Comme le souligne la commission du Club des juristes, le retrait américain et le rétablissement unilatéral des sanctions extraterritoriales américaines ne trouvent « pas de fondement légal dans l’accord de Vienne ». Par conséquent, le rapport propose de demander à l’Agence internationale de l’énergie atomique (AIEA) ou à l’Assemblée générale de l’ONU (qui ne peut, au contraire du Conseil de sécurité, se heurter à un veto américain) de saisir la Cour internationale de justice afin de solliciter un avis consultatif sur la validité du retrait américain.

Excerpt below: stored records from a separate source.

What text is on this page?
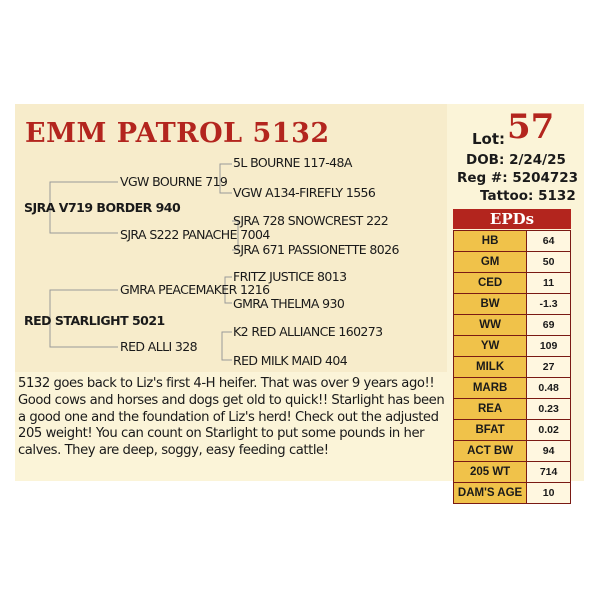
EMM PATROL 5132
5L BOURNE 117-48A
VGW BOURNE 719
VGW A134-FIREFLY 1556
SJRA V719 BORDER 940
SJRA 728 SNOWCREST 222
SJRA S222 PANACHE 7004
SJRA 671 PASSIONETTE 8026
FRITZ JUSTICE 8013
GMRA PEACEMAKER 1216
GMRA THELMA 930
RED STARLIGHT 5021
K2 RED ALLIANCE 160273
RED ALLI 328
RED MILK MAID 404
Lot: 57
DOB: 2/24/25
Reg #: 5204723
Tattoo: 5132
EPDs
HB	64
GM	50
CED	11
BW	-1.3
WW	69
YW	109
MILK	27
MARB	0.48
REA	0.23
BFAT	0.02
ACT BW	94
205 WT	714
DAM'S AGE	10
5132 goes back to Liz's first 4-H heifer. That was over 9 years ago!! Good cows and horses and dogs get old to quick!! Starlight has been a good one and the foundation of Liz's herd! Check out the adjusted 205 weight! You can count on Starlight to put some pounds in her calves. They are deep, soggy, easy feeding cattle!
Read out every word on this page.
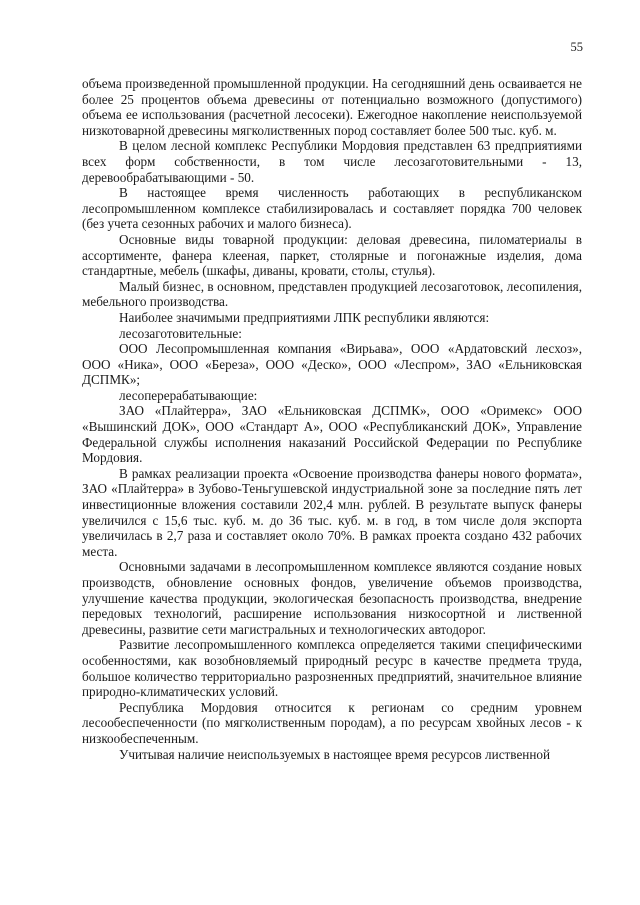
55

объема произведенной промышленной продукции. На сегодняшний день осваивается не более 25 процентов объема древесины от потенциально возможного (допустимого) объема ее использования (расчетной лесосеки). Ежегодное накопление неиспользуемой низкотоварной древесины мягколиственных пород составляет более 500 тыс. куб. м.

В целом лесной комплекс Республики Мордовия представлен 63 предприятиями всех форм собственности, в том числе лесозаготовительными - 13, деревообрабатывающими - 50.

В настоящее время численность работающих в республиканском лесопромышленном комплексе стабилизировалась и составляет порядка 700 человек (без учета сезонных рабочих и малого бизнеса).

Основные виды товарной продукции: деловая древесина, пиломатериалы в ассортименте, фанера клееная, паркет, столярные и погонажные изделия, дома стандартные, мебель (шкафы, диваны, кровати, столы, стулья).

Малый бизнес, в основном, представлен продукцией лесозаготовок, лесопиления, мебельного производства.

Наиболее значимыми предприятиями ЛПК республики являются:

лесозаготовительные:

ООО Лесопромышленная компания «Вирьава», ООО «Ардатовский лесхоз», ООО «Ника», ООО «Береза», ООО «Деско», ООО «Леспром», ЗАО «Ельниковская ДСПМК»;

лесоперерабатывающие:

ЗАО «Плайтерра», ЗАО «Ельниковская ДСПМК», ООО «Оримекс» ООО «Вышинский ДОК», ООО «Стандарт А», ООО «Республиканский ДОК», Управление Федеральной службы исполнения наказаний Российской Федерации по Республике Мордовия.

В рамках реализации проекта «Освоение производства фанеры нового формата», ЗАО «Плайтерра» в Зубово-Теньгушевской индустриальной зоне за последние пять лет инвестиционные вложения составили 202,4 млн. рублей. В результате выпуск фанеры увеличился с 15,6 тыс. куб. м. до 36 тыс. куб. м. в год, в том числе доля экспорта увеличилась в 2,7 раза и составляет около 70%. В рамках проекта создано 432 рабочих места.

Основными задачами в лесопромышленном комплексе являются создание новых производств, обновление основных фондов, увеличение объемов производства, улучшение качества продукции, экологическая безопасность производства, внедрение передовых технологий, расширение использования низкосортной и лиственной древесины, развитие сети магистральных и технологических автодорог.

Развитие лесопромышленного комплекса определяется такими специфическими особенностями, как возобновляемый природный ресурс в качестве предмета труда, большое количество территориально разрозненных предприятий, значительное влияние природно-климатических условий.

Республика Мордовия относится к регионам со средним уровнем лесообеспеченности (по мягколиственным породам), а по ресурсам хвойных лесов - к низкообеспеченным.

Учитывая наличие неиспользуемых в настоящее время ресурсов лиственной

Sanctions extraterritoriales américaines

Si cet avis n’est pas contraignant, il peut toutefois constituer un point de référence pour d’autres juridictions, comme l’Organisation mondiale du commerce (OMC). Pour contester les sanctions extraterritoriales américaines, la commission conseille donc à la France et à l’Union européenne de porter « plainte pour violation » devant l’organe de règlement des différends (ORD) de l’Organisation mondiale du commerce.

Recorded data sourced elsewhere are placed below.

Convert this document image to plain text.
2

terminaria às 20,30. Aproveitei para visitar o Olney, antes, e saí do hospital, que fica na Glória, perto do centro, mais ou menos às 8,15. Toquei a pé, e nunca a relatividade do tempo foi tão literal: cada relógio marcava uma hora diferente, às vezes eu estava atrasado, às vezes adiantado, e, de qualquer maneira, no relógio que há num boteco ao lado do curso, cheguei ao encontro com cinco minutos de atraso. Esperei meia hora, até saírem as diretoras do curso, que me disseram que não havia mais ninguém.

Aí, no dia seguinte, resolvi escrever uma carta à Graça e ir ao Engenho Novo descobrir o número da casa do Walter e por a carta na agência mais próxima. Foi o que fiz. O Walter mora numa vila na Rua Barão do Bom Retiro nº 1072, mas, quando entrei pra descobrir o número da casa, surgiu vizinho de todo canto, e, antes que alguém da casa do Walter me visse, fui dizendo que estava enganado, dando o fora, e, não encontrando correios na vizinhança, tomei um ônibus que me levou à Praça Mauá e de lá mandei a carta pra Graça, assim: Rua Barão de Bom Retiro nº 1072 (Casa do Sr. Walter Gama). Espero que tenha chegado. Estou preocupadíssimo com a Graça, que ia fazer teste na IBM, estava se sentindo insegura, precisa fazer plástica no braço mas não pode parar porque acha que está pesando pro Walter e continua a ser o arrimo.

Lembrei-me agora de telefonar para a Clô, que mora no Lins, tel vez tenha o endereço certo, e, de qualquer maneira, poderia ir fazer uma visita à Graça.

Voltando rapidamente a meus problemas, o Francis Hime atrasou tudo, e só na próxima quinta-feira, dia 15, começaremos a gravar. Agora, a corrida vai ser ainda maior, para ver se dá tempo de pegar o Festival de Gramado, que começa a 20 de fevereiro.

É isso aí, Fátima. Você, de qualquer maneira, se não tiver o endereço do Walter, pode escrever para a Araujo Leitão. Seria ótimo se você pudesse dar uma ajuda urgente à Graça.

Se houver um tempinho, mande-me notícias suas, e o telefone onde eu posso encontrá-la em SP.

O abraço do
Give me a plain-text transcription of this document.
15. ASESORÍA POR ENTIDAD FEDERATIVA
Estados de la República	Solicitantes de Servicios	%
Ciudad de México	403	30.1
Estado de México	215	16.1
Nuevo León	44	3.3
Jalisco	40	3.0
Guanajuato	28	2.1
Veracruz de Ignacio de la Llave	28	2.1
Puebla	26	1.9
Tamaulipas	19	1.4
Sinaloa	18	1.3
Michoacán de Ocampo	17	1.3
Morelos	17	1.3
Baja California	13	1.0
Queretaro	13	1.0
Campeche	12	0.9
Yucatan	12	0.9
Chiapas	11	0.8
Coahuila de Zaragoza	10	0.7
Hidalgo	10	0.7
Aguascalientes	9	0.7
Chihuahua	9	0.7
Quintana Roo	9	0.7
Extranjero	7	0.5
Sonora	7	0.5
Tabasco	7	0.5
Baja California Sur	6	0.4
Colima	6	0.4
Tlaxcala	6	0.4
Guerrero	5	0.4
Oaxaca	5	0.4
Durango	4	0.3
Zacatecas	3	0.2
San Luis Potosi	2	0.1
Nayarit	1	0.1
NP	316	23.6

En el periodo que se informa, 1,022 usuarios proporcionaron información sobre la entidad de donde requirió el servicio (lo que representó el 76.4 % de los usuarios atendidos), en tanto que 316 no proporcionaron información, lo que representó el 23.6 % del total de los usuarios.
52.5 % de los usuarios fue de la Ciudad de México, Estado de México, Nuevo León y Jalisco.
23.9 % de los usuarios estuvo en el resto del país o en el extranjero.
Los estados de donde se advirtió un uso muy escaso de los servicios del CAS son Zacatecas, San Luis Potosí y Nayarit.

Consciente, néanmoins, des limites opérationnelles et juridiques de telles mesures, la commission propose à l’UE de bloquer les sanctions extraterritoriales américaines en mettant en œuvre le « règlement de blocage » (règlement du Conseil de l’UE n° 271/96) interdisant aux entreprises européennes de se conformer à ces mesures punitives, sous peine de pénalités, et bloquant leur application sur le territoire européen. Cette loi est également censée permettre aux entreprises visées d’être indemnisées de tout dommage résultant de ces sanctions.

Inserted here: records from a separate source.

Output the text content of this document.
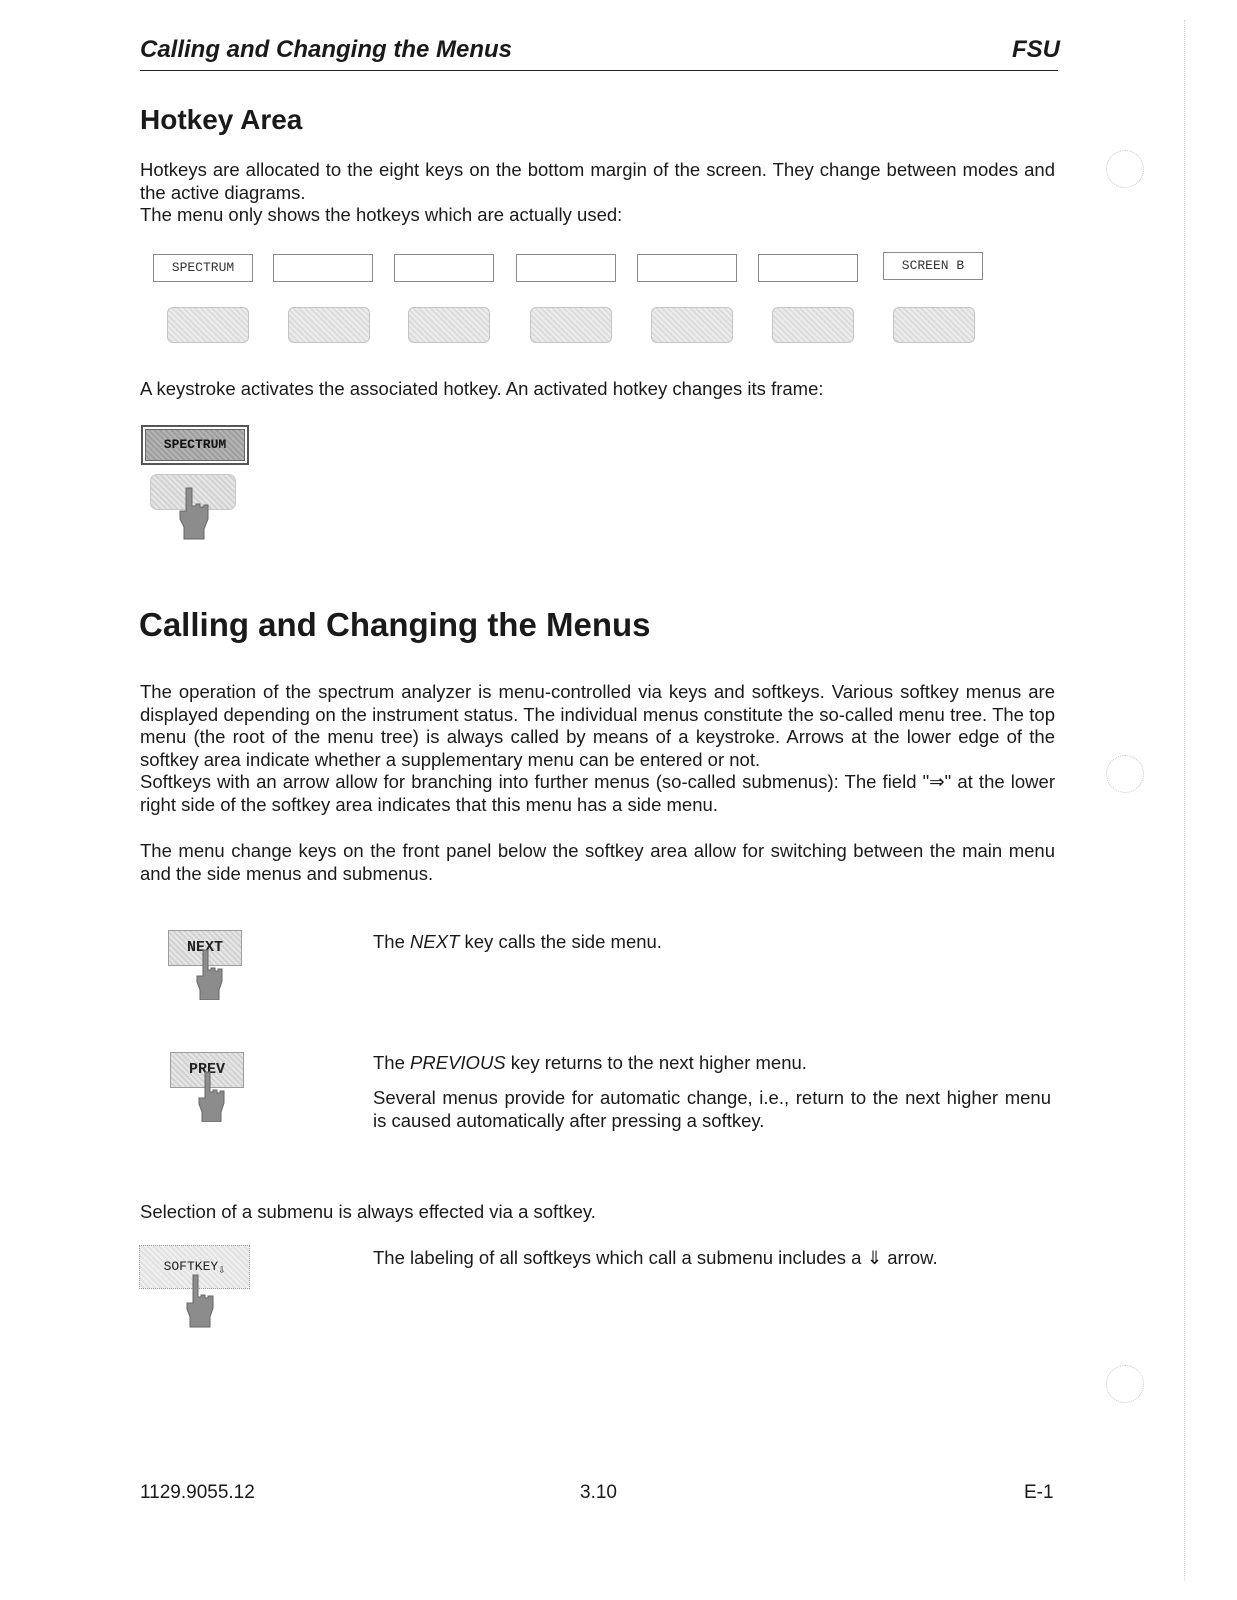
Calling and Changing the Menus	FSU
Hotkey Area
Hotkeys are allocated to the eight keys on the bottom margin of the screen. They change between modes and the active diagrams.
The menu only shows the hotkeys which are actually used:
SPECTRUM	SCREEN B
A keystroke activates the associated hotkey. An activated hotkey changes its frame:
SPECTRUM
Calling and Changing the Menus
The operation of the spectrum analyzer is menu-controlled via keys and softkeys. Various softkey menus are displayed depending on the instrument status. The individual menus constitute the so-called menu tree. The top menu (the root of the menu tree) is always called by means of a keystroke. Arrows at the lower edge of the softkey area indicate whether a supplementary menu can be entered or not.
Softkeys with an arrow allow for branching into further menus (so-called submenus): The field "⇒" at the lower right side of the softkey area indicates that this menu has a side menu.
The menu change keys on the front panel below the softkey area allow for switching between the main menu and the side menus and submenus.
NEXT	The NEXT key calls the side menu.
PREV	The PREVIOUS key returns to the next higher menu.
Several menus provide for automatic change, i.e., return to the next higher menu is caused automatically after pressing a softkey.
Selection of a submenu is always effected via a softkey.
SOFTKEY⇩
The labeling of all softkeys which call a submenu includes a ⇓ arrow.
1129.9055.12	3.10	E-1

Toutefois, le rapport estime que ce règlement nécessite d’être mis à jour et renforcé. Il doit permettre d’entraver toute enquête de l’administration américaine (OFAC, le bureau pour le contrôle des actifs à l’étranger) et de contester ses décisions. Enfin, la commission juge que cette loi de blocage devrait avoir des effets extraterritoriaux afin de protéger toutes les filiales d’un groupe dans le monde.

Responsabilité de l’État

Dans le cas où l’État français ne prendrait pas de mesures pour protéger ses entreprises, la commission estime que sa responsabilité pourrait être engagée, d’autant que la France est restée dans l’accord de Vienne. « Nous voyons bien que, si les entreprises françaises subissent un préjudice – soit des poursuites de la part de sociétés iraniennes, soit des sanctions américaines –, la responsabilité de l’État français pourrait être engagée, au nom du principe d’égalité devant les charges publiques dont font partie les entreprises », affirme l’avocat Louis de Gaulle, pour qui la clé du problème réside dans la volonté politique du gouvernement français. « Si la France a voulu effectuer un acte politique fort en se maintenant dans l’accord, il faut qu’elle aille jusqu’au bout, insiste-t-il. Pour la première fois dans l’histoire du droit international, nous avons une opportunité côté français de ne pas subir l’extraterritorialité des lois américaines. »

Malgré le départ d’Iran de ses fleurons, la France semble bien décidée à ne pas rester les bras croisés. Regrettant « vivement la réimposition de sanctions par les États-Unis », le ministre français des Affaires étrangères, Jean-Yves Le Drian, s’est dit « résolu à protéger les acteurs économiques européens qui entretiennent des rapports commerciaux légitimes avec l’Iran ». Dans un communiqué commun avec la haute représentante de l’UE pour les Affaires étrangères et ses homologues allemand et britannique, le chef de la diplomatie française a annoncé l’entrée en vigueur, ce mardi 7 août, de la « loi antiboycottage actualisée de l’Union européenne ». « C’est un signal politique adressé par l’UE », affirme à l’Agence France-Presse un haut responsable européen, sous le couvert de l’anonymat. « Ce n’est pas un remède miracle, mais il a un caractère dissuasif. » La bataille juridique avec Washington ne fait que commencer.